Come on! Look at the Bright Side! Every cloud has a silver lining. Try looking at the glass as half full instead of half empty. Don’t cry because it’s over, smile because it happened. Choose to be optimistic, it feels better. For myself I am an optimist – it does not seem to be much use to be anything else. Live a good life so that later when you reflect upon it you can enjoy it twice.
You don’t have to avoid probate! … But not according to Suze Ormon! She rants that people should “avoid probate”, get a trust, etc…. and that may or may not be true depending on each unique person’s situation. It may be true that avoiding probate is a good thing, but if you do or don’t avoid probate, only avoid probate if it makes sense, practically and financially. In other words, probate can be OK and the reasonable thing to do sometimes. Other times probate is unavoidable, for example, when a grandchild, wants to sell the grandparents’ house but the grandparents are long gone and the grandchild has been living there since they have passed. This is a classic probate situation where probate (of the grandparents’ estates) is necessary regardless of if they had a will or not.
The probate of a person’s estate gives the surviving family final resolution of ownership of the decedent’s property. That probate finality helps the family move on from the death of the relative. That finality also assures the proper beneficiary or “gift recipient” of the decedent’s property – like land, money, business, jewelry, etc. – receives that property free of creditors or fraudsters or false claimants like disinherited family members. The probate process allows the deceased to give their estate property to the living in a way that protects that property from financial predators.
From every bad thing, good things may resultantly occur, I believe, based upon the way one handles things and what a person learns or takes from it. It is only through death that a legacy may occur to benefit the living. It is true that when you are dealing with probate, you are dealing with the death of someone that has a relation to you. Generally, people don’t like to mess around with death too much while they are living, so the better way to look at probate is to look at the brighter side of it and “get it done” at a reasonable speed with high professionalism – which is the standard at our law firm. We really specialize at helping the surviving family focus on the brighter side when dealing with probate and getting it done.
For better or for worse when it comes to probating an estate, the probate process will bring out the best and the worst in relatives. During probate, issues of greed, charity and family relationships will be present, explored, and sometimes challenged, and when the dust settles after all probate issues are resolved, family members will know where their relatives stand regarding their opinion and the status of the estate. Is that good or bad? I don’t know. It depends on each individual family’s probate situation.
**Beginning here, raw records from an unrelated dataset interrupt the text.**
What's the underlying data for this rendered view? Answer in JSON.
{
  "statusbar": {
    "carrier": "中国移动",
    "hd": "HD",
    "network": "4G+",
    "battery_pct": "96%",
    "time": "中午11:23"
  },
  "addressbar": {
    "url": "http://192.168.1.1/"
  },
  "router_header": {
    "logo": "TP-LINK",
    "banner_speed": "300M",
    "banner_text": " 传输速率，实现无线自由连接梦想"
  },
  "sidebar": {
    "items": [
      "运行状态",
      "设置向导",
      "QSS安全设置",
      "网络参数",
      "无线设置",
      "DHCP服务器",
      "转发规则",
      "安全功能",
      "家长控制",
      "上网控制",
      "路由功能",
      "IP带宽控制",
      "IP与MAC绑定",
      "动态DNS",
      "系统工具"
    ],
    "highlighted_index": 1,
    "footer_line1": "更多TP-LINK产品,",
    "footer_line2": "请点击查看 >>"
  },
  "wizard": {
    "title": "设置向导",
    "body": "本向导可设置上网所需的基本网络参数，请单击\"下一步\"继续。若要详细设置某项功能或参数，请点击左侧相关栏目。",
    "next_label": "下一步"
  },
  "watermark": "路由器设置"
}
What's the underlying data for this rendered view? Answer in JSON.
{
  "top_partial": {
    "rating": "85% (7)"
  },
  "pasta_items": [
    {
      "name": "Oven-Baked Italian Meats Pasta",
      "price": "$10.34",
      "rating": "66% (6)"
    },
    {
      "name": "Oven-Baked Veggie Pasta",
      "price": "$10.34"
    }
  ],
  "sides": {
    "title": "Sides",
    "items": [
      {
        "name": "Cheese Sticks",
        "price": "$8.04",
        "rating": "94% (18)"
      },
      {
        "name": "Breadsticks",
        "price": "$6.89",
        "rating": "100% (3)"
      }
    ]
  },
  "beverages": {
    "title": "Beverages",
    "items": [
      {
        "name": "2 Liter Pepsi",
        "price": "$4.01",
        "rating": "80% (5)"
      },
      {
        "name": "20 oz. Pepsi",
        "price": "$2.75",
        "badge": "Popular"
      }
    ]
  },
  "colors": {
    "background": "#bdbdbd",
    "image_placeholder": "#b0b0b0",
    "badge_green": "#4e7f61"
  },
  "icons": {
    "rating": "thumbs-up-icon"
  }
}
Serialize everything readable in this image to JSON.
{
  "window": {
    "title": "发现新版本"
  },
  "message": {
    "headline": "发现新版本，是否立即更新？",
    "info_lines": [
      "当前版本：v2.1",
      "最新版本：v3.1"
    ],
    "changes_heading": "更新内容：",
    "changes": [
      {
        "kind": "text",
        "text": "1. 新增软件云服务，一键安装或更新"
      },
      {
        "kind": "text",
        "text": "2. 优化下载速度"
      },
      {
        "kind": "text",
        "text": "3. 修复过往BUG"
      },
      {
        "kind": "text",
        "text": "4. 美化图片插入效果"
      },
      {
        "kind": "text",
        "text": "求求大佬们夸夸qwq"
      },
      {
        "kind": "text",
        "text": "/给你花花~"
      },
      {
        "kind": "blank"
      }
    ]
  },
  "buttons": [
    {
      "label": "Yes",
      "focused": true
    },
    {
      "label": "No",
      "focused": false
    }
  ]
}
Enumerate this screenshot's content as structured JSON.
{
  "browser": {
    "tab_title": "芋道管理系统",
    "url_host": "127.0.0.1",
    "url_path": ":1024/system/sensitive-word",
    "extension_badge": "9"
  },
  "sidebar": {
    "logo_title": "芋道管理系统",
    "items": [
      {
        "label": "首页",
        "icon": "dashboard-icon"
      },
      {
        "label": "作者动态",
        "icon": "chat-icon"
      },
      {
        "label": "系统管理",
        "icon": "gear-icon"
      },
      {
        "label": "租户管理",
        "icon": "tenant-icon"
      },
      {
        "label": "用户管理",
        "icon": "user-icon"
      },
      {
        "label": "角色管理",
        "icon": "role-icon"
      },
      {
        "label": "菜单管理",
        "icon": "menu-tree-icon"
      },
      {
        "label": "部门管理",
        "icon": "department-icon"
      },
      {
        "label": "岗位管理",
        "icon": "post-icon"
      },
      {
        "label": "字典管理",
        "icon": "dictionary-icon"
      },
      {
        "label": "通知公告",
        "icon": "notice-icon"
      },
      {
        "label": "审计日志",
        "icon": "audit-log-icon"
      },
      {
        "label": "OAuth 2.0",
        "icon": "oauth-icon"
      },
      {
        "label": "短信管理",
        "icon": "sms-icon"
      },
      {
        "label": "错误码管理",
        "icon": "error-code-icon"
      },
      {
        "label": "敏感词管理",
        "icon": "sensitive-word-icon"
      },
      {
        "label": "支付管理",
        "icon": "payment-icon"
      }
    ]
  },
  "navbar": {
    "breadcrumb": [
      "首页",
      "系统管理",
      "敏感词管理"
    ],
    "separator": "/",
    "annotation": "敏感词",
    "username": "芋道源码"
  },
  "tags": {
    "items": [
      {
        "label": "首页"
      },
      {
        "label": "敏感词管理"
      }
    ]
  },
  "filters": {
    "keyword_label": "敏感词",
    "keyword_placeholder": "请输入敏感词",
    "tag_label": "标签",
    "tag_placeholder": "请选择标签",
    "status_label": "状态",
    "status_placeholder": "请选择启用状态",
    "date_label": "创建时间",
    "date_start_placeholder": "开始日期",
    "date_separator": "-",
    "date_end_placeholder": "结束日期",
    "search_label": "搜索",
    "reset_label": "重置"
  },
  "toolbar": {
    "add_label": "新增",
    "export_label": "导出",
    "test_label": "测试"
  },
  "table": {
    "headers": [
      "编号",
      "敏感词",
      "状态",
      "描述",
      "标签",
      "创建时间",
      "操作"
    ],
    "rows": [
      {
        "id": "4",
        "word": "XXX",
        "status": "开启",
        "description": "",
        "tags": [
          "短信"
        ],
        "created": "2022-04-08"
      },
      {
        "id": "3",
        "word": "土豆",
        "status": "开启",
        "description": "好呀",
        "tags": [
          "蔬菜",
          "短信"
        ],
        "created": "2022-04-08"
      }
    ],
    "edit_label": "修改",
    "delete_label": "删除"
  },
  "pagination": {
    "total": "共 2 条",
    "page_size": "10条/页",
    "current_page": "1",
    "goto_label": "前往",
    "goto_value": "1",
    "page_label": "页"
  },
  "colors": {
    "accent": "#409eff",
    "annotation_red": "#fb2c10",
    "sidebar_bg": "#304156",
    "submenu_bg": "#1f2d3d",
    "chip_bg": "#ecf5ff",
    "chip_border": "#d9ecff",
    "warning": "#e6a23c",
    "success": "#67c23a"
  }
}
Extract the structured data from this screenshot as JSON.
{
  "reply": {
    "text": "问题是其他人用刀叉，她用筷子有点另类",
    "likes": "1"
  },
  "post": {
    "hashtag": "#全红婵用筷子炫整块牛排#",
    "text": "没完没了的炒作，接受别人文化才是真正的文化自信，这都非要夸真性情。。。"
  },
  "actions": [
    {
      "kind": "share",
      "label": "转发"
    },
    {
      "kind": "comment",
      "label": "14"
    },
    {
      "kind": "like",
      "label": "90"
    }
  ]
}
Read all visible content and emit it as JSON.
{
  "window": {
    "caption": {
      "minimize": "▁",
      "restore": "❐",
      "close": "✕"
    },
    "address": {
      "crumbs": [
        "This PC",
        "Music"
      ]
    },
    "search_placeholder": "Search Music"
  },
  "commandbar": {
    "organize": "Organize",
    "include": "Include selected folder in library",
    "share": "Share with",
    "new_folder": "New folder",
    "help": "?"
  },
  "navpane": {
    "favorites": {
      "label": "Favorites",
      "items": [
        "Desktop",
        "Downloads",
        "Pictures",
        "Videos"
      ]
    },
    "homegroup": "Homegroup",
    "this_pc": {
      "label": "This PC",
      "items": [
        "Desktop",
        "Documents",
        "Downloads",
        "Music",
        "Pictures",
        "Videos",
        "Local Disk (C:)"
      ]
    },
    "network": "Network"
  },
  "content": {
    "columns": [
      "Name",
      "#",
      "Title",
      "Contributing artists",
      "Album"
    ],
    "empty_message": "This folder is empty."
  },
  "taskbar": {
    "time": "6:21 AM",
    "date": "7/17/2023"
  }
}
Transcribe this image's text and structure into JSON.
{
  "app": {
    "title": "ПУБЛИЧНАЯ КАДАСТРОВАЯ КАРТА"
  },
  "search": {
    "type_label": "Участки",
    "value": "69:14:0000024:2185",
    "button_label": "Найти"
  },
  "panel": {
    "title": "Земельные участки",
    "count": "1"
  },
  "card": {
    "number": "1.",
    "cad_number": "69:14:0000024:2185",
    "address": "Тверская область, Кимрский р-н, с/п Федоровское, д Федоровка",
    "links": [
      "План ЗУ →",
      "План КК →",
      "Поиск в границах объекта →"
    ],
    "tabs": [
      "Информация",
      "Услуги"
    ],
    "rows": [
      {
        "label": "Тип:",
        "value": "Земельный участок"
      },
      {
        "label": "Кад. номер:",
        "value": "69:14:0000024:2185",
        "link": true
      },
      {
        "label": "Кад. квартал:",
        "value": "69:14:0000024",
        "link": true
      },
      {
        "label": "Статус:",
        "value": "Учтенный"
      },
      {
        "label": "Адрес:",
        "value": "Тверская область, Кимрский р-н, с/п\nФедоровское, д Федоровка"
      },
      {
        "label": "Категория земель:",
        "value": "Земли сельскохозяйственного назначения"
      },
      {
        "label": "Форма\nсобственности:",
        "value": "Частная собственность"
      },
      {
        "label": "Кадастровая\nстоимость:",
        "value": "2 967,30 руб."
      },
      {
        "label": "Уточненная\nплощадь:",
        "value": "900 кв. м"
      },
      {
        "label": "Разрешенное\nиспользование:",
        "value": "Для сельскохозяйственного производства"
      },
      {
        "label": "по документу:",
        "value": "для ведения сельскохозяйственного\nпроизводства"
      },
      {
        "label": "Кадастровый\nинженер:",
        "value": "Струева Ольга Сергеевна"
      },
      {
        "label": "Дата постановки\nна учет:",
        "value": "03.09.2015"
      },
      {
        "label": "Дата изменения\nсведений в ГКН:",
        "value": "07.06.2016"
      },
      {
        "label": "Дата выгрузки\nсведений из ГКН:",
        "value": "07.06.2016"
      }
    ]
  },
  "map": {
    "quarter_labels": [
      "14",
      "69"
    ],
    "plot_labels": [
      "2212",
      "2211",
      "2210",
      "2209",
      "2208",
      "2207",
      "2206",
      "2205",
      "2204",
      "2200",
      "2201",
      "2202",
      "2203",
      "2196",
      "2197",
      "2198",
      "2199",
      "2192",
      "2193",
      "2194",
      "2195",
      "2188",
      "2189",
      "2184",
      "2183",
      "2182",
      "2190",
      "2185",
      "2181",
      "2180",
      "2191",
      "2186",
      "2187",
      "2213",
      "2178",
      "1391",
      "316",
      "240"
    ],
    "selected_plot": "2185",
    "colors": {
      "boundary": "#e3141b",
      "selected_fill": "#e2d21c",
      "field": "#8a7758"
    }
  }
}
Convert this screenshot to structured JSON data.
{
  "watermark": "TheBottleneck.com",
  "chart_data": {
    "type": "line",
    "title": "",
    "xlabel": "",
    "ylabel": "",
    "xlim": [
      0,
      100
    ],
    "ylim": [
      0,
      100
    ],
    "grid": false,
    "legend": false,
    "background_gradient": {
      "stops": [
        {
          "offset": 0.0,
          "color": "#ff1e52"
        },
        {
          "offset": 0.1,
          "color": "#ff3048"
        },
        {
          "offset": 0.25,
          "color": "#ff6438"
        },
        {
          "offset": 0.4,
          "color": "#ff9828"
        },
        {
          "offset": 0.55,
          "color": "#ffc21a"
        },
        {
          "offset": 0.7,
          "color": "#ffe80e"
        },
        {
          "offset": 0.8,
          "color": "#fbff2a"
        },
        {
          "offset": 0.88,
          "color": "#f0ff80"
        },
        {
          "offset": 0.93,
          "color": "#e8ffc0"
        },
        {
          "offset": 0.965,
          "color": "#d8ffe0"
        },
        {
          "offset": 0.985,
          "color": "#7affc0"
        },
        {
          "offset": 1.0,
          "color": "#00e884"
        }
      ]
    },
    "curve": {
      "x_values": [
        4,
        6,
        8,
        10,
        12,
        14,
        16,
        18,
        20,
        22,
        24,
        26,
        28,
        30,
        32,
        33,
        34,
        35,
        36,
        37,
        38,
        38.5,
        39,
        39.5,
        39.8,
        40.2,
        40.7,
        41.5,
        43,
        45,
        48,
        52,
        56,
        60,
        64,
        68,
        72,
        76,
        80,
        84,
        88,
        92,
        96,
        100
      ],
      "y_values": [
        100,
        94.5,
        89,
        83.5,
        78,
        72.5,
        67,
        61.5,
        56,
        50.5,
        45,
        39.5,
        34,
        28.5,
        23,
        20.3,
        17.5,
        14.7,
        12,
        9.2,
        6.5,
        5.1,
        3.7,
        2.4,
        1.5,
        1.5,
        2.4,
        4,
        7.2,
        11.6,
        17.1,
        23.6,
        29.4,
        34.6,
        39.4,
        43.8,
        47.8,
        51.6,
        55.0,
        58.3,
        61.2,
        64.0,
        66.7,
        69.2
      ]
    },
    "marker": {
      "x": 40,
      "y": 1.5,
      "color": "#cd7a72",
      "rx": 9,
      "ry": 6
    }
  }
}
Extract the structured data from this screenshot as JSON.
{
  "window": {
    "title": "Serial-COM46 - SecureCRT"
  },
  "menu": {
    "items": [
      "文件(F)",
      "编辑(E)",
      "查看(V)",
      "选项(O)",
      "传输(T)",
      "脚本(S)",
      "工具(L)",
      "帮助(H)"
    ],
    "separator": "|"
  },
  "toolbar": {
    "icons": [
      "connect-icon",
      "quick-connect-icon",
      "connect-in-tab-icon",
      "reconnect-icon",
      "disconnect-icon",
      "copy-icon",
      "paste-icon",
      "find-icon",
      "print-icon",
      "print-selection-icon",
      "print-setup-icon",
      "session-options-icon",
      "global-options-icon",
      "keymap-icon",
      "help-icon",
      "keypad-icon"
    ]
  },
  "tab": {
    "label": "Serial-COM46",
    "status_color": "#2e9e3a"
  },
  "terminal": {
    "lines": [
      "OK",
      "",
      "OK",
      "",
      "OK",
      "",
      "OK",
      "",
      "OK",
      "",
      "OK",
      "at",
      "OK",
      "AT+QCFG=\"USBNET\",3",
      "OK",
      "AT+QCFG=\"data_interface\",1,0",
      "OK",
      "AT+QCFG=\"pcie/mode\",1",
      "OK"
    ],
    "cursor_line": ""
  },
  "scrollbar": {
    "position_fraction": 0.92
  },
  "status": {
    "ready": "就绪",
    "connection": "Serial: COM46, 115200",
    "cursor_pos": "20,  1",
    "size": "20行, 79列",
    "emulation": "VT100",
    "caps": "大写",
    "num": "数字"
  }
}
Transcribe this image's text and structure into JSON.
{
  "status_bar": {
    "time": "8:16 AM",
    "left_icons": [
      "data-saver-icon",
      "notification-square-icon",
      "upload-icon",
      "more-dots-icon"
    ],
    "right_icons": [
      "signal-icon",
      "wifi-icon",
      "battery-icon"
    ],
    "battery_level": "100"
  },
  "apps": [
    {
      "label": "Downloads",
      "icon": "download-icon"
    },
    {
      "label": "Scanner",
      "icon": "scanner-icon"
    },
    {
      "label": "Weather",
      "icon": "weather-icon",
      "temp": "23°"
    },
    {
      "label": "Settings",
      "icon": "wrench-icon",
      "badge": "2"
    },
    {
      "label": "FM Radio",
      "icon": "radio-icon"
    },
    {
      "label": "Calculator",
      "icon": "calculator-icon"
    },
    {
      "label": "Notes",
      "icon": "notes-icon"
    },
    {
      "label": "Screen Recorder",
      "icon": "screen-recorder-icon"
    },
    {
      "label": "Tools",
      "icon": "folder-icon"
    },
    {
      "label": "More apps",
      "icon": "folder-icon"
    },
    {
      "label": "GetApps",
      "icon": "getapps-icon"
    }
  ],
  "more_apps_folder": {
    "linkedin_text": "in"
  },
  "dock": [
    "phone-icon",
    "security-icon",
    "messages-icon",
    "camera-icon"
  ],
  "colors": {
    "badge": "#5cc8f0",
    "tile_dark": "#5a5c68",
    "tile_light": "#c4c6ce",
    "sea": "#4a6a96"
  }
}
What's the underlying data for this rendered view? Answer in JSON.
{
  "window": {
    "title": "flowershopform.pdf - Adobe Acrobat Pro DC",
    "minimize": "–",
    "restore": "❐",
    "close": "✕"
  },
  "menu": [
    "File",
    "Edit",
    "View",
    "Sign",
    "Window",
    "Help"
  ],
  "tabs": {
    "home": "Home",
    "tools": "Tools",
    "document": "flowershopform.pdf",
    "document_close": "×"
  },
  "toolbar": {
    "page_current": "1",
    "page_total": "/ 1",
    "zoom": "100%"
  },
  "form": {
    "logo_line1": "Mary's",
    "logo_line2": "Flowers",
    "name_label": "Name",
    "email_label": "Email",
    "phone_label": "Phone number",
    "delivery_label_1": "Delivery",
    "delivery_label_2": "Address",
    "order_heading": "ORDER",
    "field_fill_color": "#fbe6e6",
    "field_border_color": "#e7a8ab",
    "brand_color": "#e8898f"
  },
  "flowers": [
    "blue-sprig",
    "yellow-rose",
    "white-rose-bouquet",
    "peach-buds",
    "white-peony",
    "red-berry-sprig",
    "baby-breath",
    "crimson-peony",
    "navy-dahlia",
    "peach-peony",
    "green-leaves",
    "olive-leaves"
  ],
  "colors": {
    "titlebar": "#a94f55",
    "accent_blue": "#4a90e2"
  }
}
A person doesn’t really know their probate situation because probate can only occur after a person’s death. It’s the ‘probate attorney’ or ‘trusts and estates attorney’ that can best evaluate if you could or should avoid probate and if that even makes sense. Suze Ormon says you should avoid probate because she has a revocable living trust (RLT) that she wants to sell you! And guess what? According to her website, they work for everyone. Suze Orman’s answer is “buy my trust kit so you, like everyone, can avoid probate.” I say DON’T buy it. If you don’t, then I just saved you a lot of money that could be used for a legal professional that knows you and cares about your issues first. The brighter side of this question of whether a person should or should not avoid probate, is the reader’s hopeful realization that a licensed attorney specializing in probate issues and estate planning would best answer this question. Not Suze! After all, a stitch in time saves nine.